The Primary key is obviously FundId+ValDate

In which order? And how do you access your data?

The Access Database Engine uses the PRIMARY KEY as the clustered index. If you did this

PRIMARY KEY (FundId, ValDate)

then you will get a different order on disk than if you did this

PRIMARY KEY (ValDate, FundId)

To show the order of the columns in the PK when using the Access GUI (in case you didn't use SQL DDL to create the PRIMARY KEY): in table design view, click the Indexes button, or enable Indexes in the View menu. The list will show all indexes, and for multiple fields ones, it shows the order, which you can alter.

The order of columns in the clustered index is important because it defines the one and only physical index for the table, your uber index as it were.

(ValDate, FundId) will favour BETWEEN (or equivalent) predicates or GROUP BY on ValDate e.g. date range queries returning multiple funds.

(FundId, ValDate) former may favour fund specific queries ... or may encourage page locks, depending on how the values are generated....

You should by now be getting the impression that with performance issues is there are many variables involved: how the PK was defined, the generation of the key values, how often you compact the file, your locking strategy (e.g. page level or row level?), high or low activity environment, etc.
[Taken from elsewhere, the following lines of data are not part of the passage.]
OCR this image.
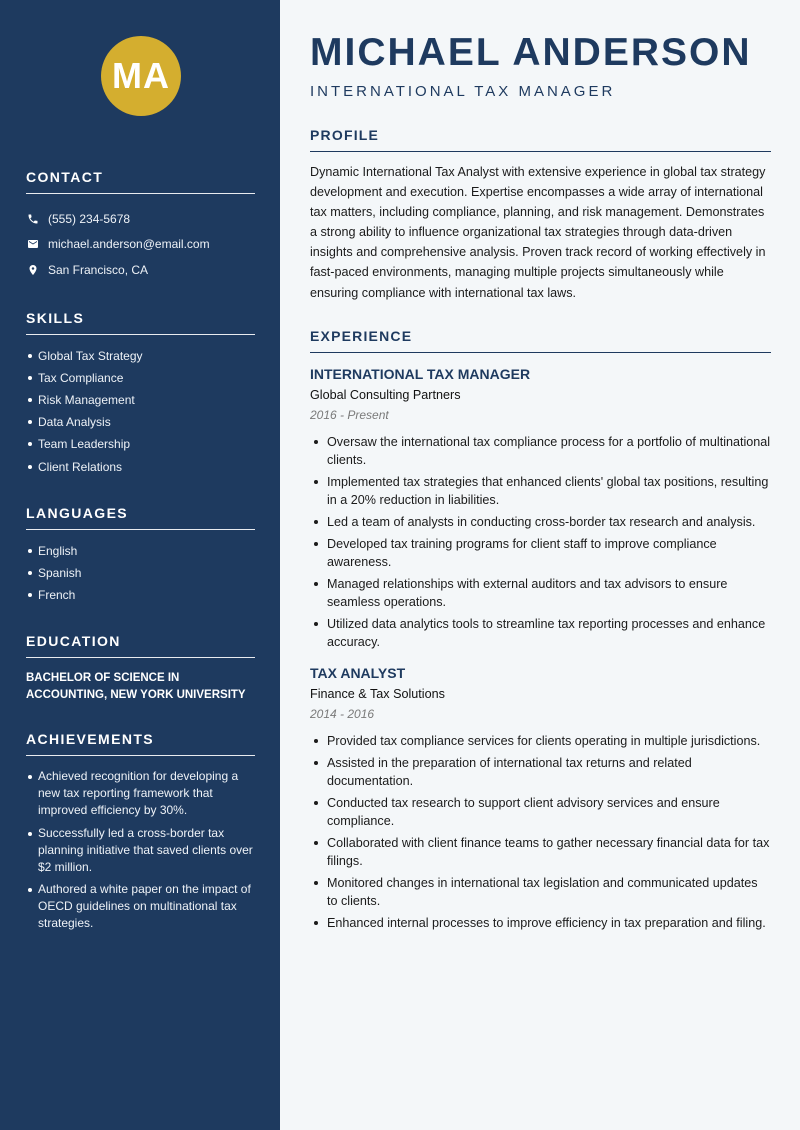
MA
CONTACT
(555) 234-5678
michael.anderson@email.com
San Francisco, CA
SKILLS
Global Tax Strategy
Tax Compliance
Risk Management
Data Analysis
Team Leadership
Client Relations
LANGUAGES
English
Spanish
French
EDUCATION

BACHELOR OF SCIENCE IN ACCOUNTING, NEW YORK UNIVERSITY

ACHIEVEMENTS
Achieved recognition for developing a new tax reporting framework that improved efficiency by 30%.
Successfully led a cross-border tax planning initiative that saved clients over $2 million.
Authored a white paper on the impact of OECD guidelines on multinational tax strategies.
MICHAEL ANDERSON
INTERNATIONAL TAX MANAGER
PROFILE

Dynamic International Tax Analyst with extensive experience in global tax strategy development and execution. Expertise encompasses a wide array of international tax matters, including compliance, planning, and risk management. Demonstrates a strong ability to influence organizational tax strategies through data-driven insights and comprehensive analysis. Proven track record of working effectively in fast-paced environments, managing multiple projects simultaneously while ensuring compliance with international tax laws.

EXPERIENCE
INTERNATIONAL TAX MANAGER
Global Consulting Partners
2016 - Present
Oversaw the international tax compliance process for a portfolio of multinational clients.
Implemented tax strategies that enhanced clients' global tax positions, resulting in a 20% reduction in liabilities.
Led a team of analysts in conducting cross-border tax research and analysis.
Developed tax training programs for client staff to improve compliance awareness.
Managed relationships with external auditors and tax advisors to ensure seamless operations.
Utilized data analytics tools to streamline tax reporting processes and enhance accuracy.
TAX ANALYST
Finance & Tax Solutions
2014 - 2016
Provided tax compliance services for clients operating in multiple jurisdictions.
Assisted in the preparation of international tax returns and related documentation.
Conducted tax research to support client advisory services and ensure compliance.
Collaborated with client finance teams to gather necessary financial data for tax filings.
Monitored changes in international tax legislation and communicated updates to clients.
Enhanced internal processes to improve efficiency in tax preparation and filing.
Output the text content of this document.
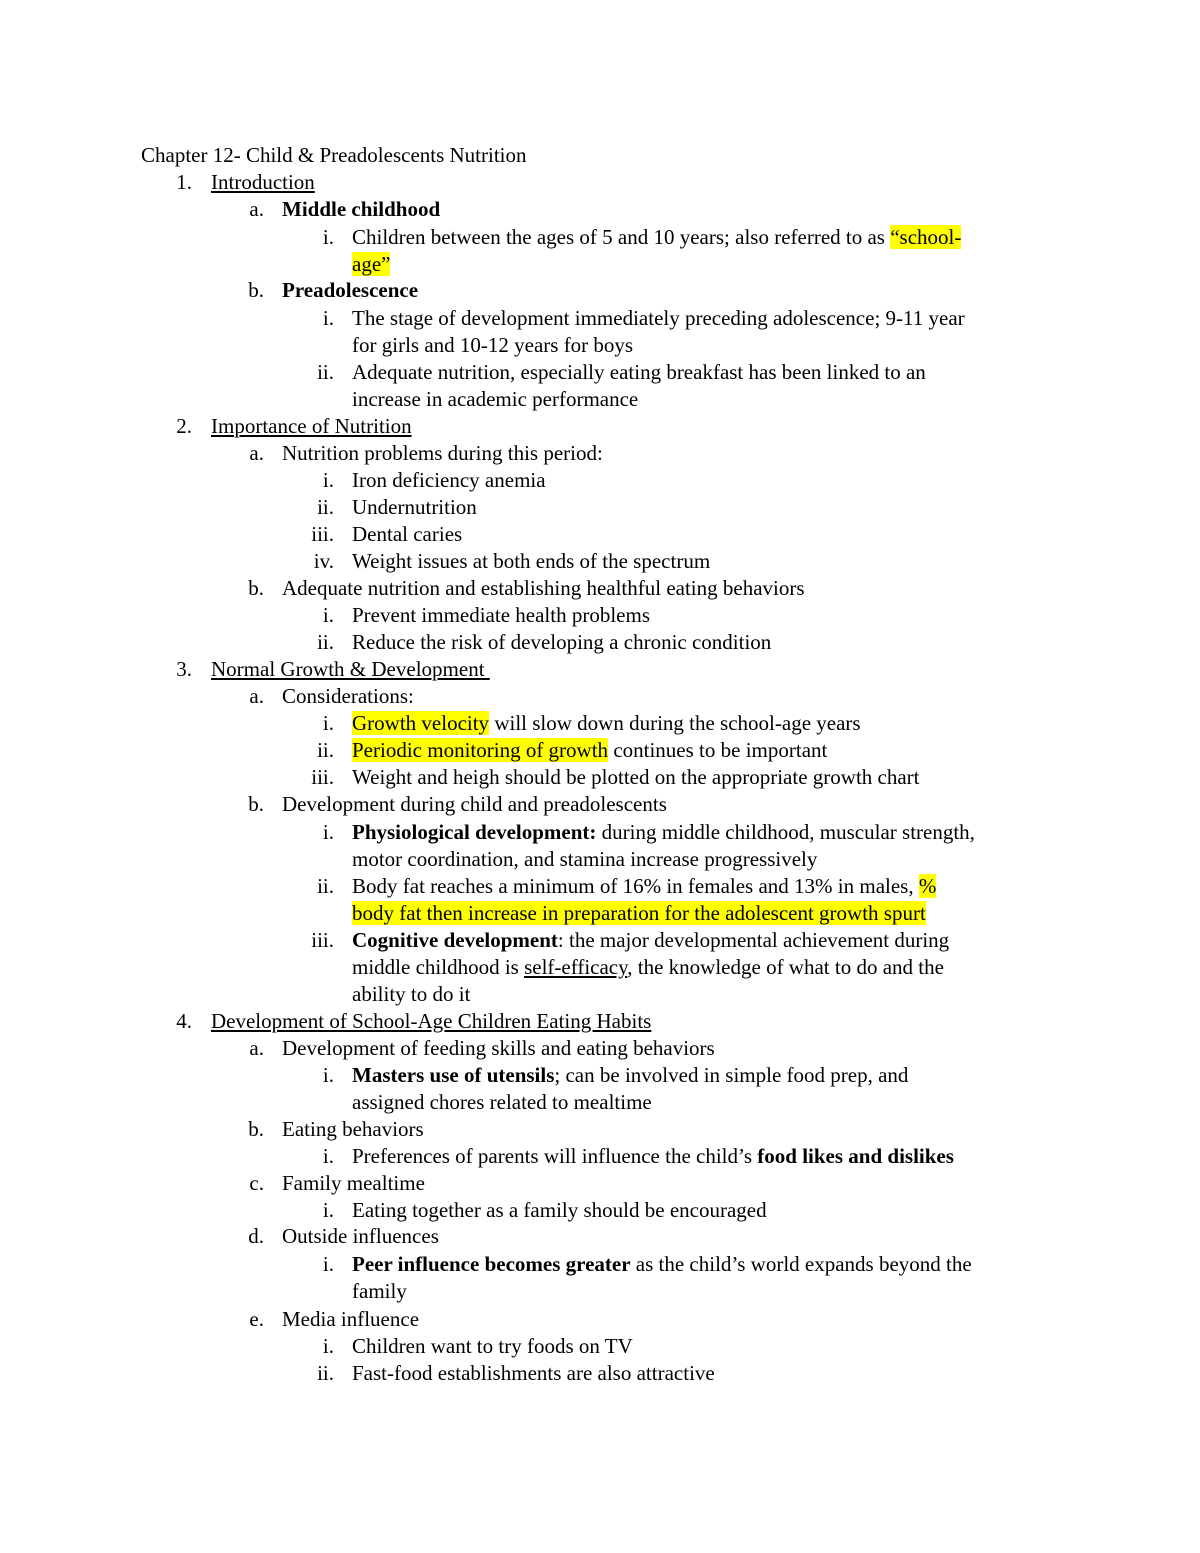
Chapter 12- Child & Preadolescents Nutrition
1. Introduction
a. Middle childhood
i. Children between the ages of 5 and 10 years; also referred to as “school-
age”
b. Preadolescence
i. The stage of development immediately preceding adolescence; 9-11 year
for girls and 10-12 years for boys
ii. Adequate nutrition, especially eating breakfast has been linked to an
increase in academic performance
2. Importance of Nutrition
a. Nutrition problems during this period:
i. Iron deficiency anemia
ii. Undernutrition
iii. Dental caries
iv. Weight issues at both ends of the spectrum
b. Adequate nutrition and establishing healthful eating behaviors
i. Prevent immediate health problems
ii. Reduce the risk of developing a chronic condition
3. Normal Growth & Development
a. Considerations:
i. Growth velocity will slow down during the school-age years
ii. Periodic monitoring of growth continues to be important
iii. Weight and heigh should be plotted on the appropriate growth chart
b. Development during child and preadolescents
i. Physiological development: during middle childhood, muscular strength,
motor coordination, and stamina increase progressively
ii. Body fat reaches a minimum of 16% in females and 13% in males, %
body fat then increase in preparation for the adolescent growth spurt
iii. Cognitive development: the major developmental achievement during
middle childhood is self-efficacy, the knowledge of what to do and the
ability to do it
4. Development of School-Age Children Eating Habits
a. Development of feeding skills and eating behaviors
i. Masters use of utensils; can be involved in simple food prep, and
assigned chores related to mealtime
b. Eating behaviors
i. Preferences of parents will influence the child’s food likes and dislikes
c. Family mealtime
i. Eating together as a family should be encouraged
d. Outside influences
i. Peer influence becomes greater as the child’s world expands beyond the
family
e. Media influence
i. Children want to try foods on TV
ii. Fast-food establishments are also attractive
Not to mention the nature of the queries you run against the table (e.g. by date or by key?)

are you sure Access supports clustered indexes ?

Sure and here are some salient articles on MSDN:

New Features in Microsoft Jet Version 3.0 "Compacting the database now results in the indices being stored in a clustered-index format. While the clustered index isn't maintained until the next compact, performance is still improved. This differs from Microsoft Jet 2.x where rows of data were stored the way they were entered. The new clustered-key compact method is based on the primary key of the table. New data entered will be in time order."
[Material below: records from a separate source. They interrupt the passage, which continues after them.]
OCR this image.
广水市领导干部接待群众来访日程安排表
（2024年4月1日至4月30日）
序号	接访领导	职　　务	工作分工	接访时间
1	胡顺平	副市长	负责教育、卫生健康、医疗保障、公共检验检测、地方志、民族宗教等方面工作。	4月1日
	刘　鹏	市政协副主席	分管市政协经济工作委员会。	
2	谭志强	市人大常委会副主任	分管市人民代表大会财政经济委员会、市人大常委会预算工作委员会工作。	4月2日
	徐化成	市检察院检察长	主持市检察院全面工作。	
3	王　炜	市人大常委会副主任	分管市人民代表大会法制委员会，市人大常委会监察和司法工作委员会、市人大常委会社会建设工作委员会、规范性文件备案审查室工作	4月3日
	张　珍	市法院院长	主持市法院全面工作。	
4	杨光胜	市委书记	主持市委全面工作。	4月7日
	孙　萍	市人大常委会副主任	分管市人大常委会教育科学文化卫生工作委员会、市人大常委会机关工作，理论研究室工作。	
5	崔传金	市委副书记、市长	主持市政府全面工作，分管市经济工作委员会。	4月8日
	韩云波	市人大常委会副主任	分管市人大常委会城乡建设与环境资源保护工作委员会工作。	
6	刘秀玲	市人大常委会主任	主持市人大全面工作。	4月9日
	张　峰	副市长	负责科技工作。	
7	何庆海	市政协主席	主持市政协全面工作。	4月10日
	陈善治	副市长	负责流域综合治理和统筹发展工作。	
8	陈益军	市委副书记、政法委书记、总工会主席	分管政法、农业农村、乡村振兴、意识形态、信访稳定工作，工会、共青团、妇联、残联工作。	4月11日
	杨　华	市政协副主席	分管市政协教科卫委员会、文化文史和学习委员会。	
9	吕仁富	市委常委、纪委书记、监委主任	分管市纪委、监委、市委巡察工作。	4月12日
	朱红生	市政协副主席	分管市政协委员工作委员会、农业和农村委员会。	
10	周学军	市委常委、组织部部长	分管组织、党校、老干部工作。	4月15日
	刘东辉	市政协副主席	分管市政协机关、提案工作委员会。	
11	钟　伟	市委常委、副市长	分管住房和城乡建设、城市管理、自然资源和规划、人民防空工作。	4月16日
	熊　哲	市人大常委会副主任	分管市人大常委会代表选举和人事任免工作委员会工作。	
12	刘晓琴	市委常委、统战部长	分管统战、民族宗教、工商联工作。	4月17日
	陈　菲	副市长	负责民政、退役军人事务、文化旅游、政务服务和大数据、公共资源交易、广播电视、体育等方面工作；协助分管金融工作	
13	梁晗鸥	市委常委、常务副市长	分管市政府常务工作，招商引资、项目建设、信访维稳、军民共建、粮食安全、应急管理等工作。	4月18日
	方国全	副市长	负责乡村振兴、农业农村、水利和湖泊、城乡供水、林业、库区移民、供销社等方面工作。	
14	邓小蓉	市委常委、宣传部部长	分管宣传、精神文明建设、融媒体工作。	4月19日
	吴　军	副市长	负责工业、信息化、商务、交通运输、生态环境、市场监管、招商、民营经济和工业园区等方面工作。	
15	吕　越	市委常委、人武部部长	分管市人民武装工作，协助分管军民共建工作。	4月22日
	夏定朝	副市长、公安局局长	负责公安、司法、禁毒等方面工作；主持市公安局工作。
Defragment and compact database to improve performance in Microsoft Access "If a primary key exists in the table, compacting restores table records into their primary key order. This provides the equivalent of Non-maintained Clustered Indexes, and makes the read-ahead capabilities of the Microsoft Jet database engine much more efficient... Query speed will be enhanced significantly, because they are now working with data that has been rewritten to the tables in contiguous pages. Scanning sequential pages is much faster than scanning fragmented pages."

How To Optimize Queries in Visual Basic "This article assumes that you are using the Microsoft Jet database engine... As your database grows, it will become fragmented. Compacting writes all the data in a table into contiguous pages on the hard disk, improving performance of sequential scans."
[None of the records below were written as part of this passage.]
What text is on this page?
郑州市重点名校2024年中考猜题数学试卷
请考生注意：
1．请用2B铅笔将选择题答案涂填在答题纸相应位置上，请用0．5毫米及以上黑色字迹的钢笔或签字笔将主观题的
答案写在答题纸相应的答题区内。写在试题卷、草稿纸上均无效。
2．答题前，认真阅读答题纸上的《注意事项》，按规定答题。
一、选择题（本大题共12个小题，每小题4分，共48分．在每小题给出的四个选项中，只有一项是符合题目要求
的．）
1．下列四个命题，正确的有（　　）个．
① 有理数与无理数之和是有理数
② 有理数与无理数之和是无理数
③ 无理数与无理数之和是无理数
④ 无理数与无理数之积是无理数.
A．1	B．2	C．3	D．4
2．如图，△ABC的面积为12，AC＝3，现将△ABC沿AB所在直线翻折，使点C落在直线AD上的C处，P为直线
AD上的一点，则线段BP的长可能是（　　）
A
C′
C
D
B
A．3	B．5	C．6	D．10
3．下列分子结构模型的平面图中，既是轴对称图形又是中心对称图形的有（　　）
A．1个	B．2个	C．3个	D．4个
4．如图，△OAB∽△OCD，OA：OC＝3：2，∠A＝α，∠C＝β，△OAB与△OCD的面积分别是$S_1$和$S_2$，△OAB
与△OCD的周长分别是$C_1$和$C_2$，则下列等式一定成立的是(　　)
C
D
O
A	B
Information about query performance in an Access database "When you compact your database you can speed up queries. When you compact your database, the records of the table are reorganized so that the records reside in adjacent database pages that are ordered by the primary key of the table. This improves the performance of the sequential scans of records in the table because only the minimum number of database pages now have to be read to retrieve the records that you want."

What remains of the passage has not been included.